The lives that we bump into during Quiet Life songs are of the sort that we'd surely mistakenly underestimate in movies. They'd be lived by the people who aren't hiding things, but they're not very showy. They keep to themselves. They're humble and intriguing. They aren't the people with motives or the ones holding the murder weapons, but they're the people who deliver the golden lines - the soliloquies that are remembered well after the lights have popped back on. They are the people who, cleverly or just accidentally, deliver the meaning of the story, or just something nice to chew upon.

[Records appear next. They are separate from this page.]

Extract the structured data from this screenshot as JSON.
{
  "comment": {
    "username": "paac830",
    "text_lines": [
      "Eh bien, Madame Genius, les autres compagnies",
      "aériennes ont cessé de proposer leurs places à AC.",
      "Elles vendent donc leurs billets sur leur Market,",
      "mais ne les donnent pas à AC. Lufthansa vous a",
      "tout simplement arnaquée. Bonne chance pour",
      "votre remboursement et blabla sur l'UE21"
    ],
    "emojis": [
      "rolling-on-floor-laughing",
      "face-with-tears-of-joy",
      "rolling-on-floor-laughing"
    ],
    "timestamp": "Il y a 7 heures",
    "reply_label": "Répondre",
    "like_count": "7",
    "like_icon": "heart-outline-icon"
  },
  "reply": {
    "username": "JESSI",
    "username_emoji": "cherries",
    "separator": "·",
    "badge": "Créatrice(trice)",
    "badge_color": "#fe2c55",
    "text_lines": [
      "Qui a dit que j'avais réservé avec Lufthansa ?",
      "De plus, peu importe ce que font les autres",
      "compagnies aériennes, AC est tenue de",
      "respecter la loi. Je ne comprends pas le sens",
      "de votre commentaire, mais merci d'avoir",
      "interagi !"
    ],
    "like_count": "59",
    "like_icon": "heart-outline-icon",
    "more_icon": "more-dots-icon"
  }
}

The lives that we hear about in Quiet Life songs are understated, but they're examined and they've had most of the shine rubbed off of them. They are like the pair of jeans that have the knees worked through and tiny holes forming at the corners of the back pockets, where you can see the white of the underwear beneath. They're comfortable, but they've obviously been through plenty. They've been snagged and shredded, but they still get washed and they still get worn. The people that we encounter here have tans that were brought on by the mellow glow of neon bar signs and the cascade of yellow flowing down from streetlamps well past the hour of midnight. They sing about hearing the doggies howl and feeling the awful hot breath of the wolves breathing down their necks, but the feeling of being hunted or chased is just par for the course. It doesn't feel extraordinary, just something that has to be dealt with.
Lead singer Sean Spellman sings on "Wild Pack," "Some days I see the pretty things/But some nights I feel the pain love brings." It seems like such a statement could be applied much more frequently than just on "some days." It's most of the time and the pain that love brings is something that gathers, just like the firewood out back behind the shed and the empty beer cans in the garbage can.